Photos de famille: Giacomo Rimini et son épouse Rosa Raisa. En haut, à droite avec leur fille Rosa Giulietta Frieda.

Le 4 novembre 1929, Raisa reçut l’honneur d’ouvrir le nouveau Chicago Civic Opera House dans une performance d’Aida (diffusée à travers les États-Unis) avec un casting stellaire personnellement sélectionné par le président de Civic Opera, Samuel Insull. Or ce personnage avait mis en place un système de Ponzi (du genre Madoff également) dans lequel Raisa et Rimini investirent leurs considérables revenus et perdirent finalement leur fortune, une perte estimée à environ un million de dollars…

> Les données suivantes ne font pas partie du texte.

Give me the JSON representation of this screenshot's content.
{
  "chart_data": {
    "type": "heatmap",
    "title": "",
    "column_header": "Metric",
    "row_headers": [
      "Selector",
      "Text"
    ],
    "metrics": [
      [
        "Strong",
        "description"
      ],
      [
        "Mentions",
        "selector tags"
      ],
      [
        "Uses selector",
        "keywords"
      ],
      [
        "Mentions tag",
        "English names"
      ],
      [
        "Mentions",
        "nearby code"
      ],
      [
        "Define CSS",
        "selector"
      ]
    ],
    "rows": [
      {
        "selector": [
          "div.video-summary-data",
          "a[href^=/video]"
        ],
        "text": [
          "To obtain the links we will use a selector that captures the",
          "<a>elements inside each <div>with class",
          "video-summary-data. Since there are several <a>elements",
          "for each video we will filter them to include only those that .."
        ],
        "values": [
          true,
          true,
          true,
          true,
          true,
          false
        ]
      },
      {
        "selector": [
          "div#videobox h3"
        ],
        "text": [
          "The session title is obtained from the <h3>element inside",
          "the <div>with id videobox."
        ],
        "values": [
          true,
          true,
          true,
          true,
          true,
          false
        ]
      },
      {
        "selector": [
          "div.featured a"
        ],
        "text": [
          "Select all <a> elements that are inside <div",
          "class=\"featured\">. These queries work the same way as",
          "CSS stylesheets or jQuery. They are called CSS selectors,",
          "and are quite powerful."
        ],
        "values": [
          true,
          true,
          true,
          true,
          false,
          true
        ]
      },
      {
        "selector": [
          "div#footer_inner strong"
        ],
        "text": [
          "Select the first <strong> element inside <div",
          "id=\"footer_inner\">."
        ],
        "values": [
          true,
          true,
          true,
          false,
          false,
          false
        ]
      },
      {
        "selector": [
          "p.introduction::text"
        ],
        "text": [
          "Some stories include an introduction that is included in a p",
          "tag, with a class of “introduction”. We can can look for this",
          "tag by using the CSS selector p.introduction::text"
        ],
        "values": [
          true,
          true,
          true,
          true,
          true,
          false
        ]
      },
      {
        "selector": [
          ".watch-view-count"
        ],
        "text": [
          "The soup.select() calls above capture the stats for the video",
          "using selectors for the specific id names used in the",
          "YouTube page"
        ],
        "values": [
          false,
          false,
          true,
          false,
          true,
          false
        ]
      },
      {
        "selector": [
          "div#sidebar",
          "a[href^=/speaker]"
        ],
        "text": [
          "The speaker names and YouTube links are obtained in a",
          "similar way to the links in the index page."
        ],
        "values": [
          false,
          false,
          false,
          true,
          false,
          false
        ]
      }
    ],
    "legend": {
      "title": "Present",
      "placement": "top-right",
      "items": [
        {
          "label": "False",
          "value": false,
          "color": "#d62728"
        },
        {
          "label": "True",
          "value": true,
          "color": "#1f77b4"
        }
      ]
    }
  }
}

Aux États-Unis, la plupart des gens pensent que des émissions radiodiffusées de haute qualité d’opéra ont commencé avec le Metropolitan Opera en 1931. Or, l’Opéra de Chicago diffusait à l’échelle nationale depuis 1927, chaque semaine pendant une heure. Mary Garden, Claudia Muzio, Frida Leider, Raisa, Tito Schipa, Eva Turner, Alexander Kipnis et Vanni-Marcoux sont quelques-unes des têtes d’affiche qui ont été entendues à la radio à travers l’Amérique. Il semble hélas que ces retransmissions n’aient pas été conservées.

En 1931, Raisa ralentit son activité pour préparer l’arrivée de sa fille, ayant eu auparavant 6 fausses couches successives. Vers la même époque, de nombreux événements se sont produits: la disparition de l’Opéra de Chicago, la détérioration de la situation économique dans le monde et une contraction générale de l’activité lyrique dans les États Unis. Raisa chanta tout de même une série de Tosca à Gênes, créa Manuela dans l’opéra en un acte de Zandonai, Una Partita, à La Scala, chanta Alice Ford dans Falstaff au premier Festival de Florence Mai (Maggio Musicale Fiorentino), Tosca en présence de la reine Mary à Covent Garden, enregistra quatre airs de vérisme pour Voce del Padrone à Milan, et donna cinq représentations à l’Arena de Vérone avec Giacomo Lauri-Volpi.

Rosa Raisa félicitant Maria Callas à l’issue d’une représentation de Norma.

En 1920, elle avait épousé le baryton italien Giacomo Rimini (1888-1952). Le couple s’était rencontré pour la première fois cinq ans plus tôt et ils étaient devenus des amants inséparables. Rimini descendait des Juifs Séfarades du côté de son père et sa mère était hongroise-italienne. Rimini a été élevé en catholique. Leurs carrières ont fusionné et après leur retraite en 1938, ils ont ouvert une école de chant d’opéra à Chicago, d’abord à l’hôtel historique du Congrès, en face de l’Auditorium Theatre, et pendant la Seconde Guerre mondiale, ils ont déménagé sur North Michigan Avenue. Ils ont donné des centaines de concerts ensemble, en particulier aux États-Unis, dont beaucoup étaient parrainés par des groupes juifs, car Raisa était devenue une icône ethnique très aimée. Leur fille Rosa Giulietta Frieda Rimini naquit le 7 juillet 1931.

Raisa fut atteinte d’un cancer du sein et dût subir une mastectomie bilatérale dans les années 40. Elle est décédée le 28 septembre 1963 et sa petite-fille, Suzanne Homme, précisa au biographe de Raisa Charles Mintzer que son certificat de décès mentionnait le “cancer des os” comme la cause immédiate du décès; il s’agissait évidemment de métastases de son cancer du sein. Elle est enterrée au Holy Cross Cemetery à Culver City (Los Angeles), Californie.